Connor Naismith, deputy for Crewe and Nantwich, was among those who would vote against the government.
“I did not enter politics to inflict it with the most vulnerable people of our society and I cannot vote for the changes that will have this impact,” he published on X.
“I know that many colleagues are in the same way worried about these proposed changes and continue to support the ministers that we should change course”.
Numerous other Labor parliamentarians have challenged Darren Jones, the head secretary of the treasure, for well -being cuts in a meeting after about two dozen backbenchers.
One said that the discussions were “brutal” and that Jones faced “many people who started on Pip”. About two dozens of Labor parliamentarians present, more than half a dozen criticized the cuts and up to four indicated that they would vote against them, according to the people present.
Other Labor parliamentarians said that hostile questions came from people who are regularly critical of the government.
Peter Lamb, who was among those who criticized the cuts, told the Guardian that he was worried that the ministers had not appreciated the impact of change.

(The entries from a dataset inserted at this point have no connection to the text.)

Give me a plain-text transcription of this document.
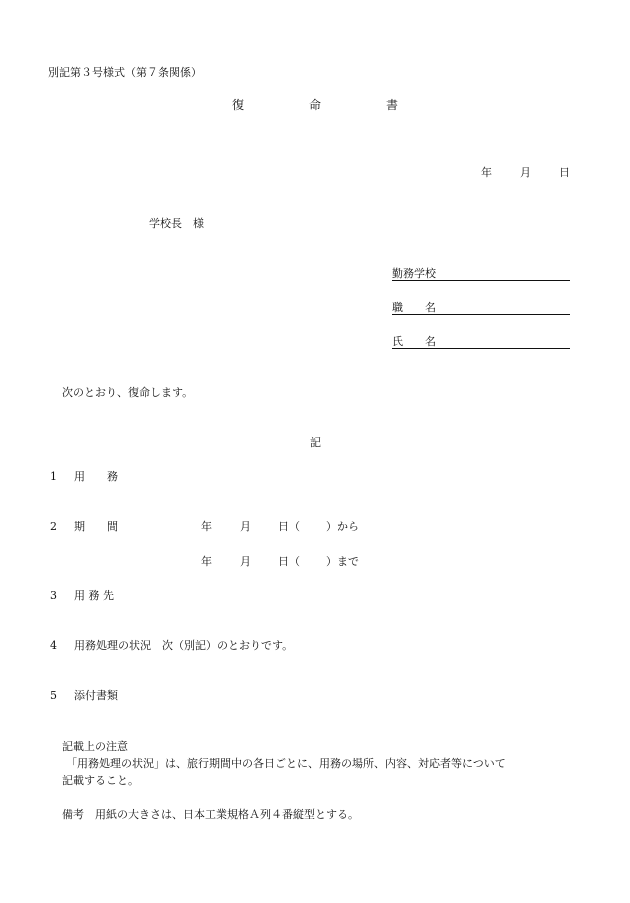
別記第３号様式（第７条関係）
復	命	書
年	月	日
学校長　様
勤務学校
職　　名
氏　　名
次のとおり、復命します。
記
1 用　　務
2 期　　間	年	月 日（ ）から
年	月 日（ ）まで
3 用 務 先
4 用務処理の状況　次（別記）のとおりです。
5 添付書類
記載上の注意
「用務処理の状況」は、旅行期間中の各日ごとに、用務の場所、内容、対応者等について
記載すること。
備考　用紙の大きさは、日本工業規格Ａ列４番縦型とする。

“The Frontbencher do not really seem to be aware of the fact that the modifications to PIP will mean that there are those with a high level of need that will no longer be able to access the support they need for daily life,” said Crawley’s deputy.
The spokesperson for Lib dem welfare, Steve Darling, who is blindly recorded, said: “This is incredibly offensive and shows that the government does not understand the challenges that people face with disabilities”.
Mel Scrove, the chancellor shadow, accused the ministers of having “denied their promises to the British people” in the elections and said that the country was “weaker and poorer” because of their actions.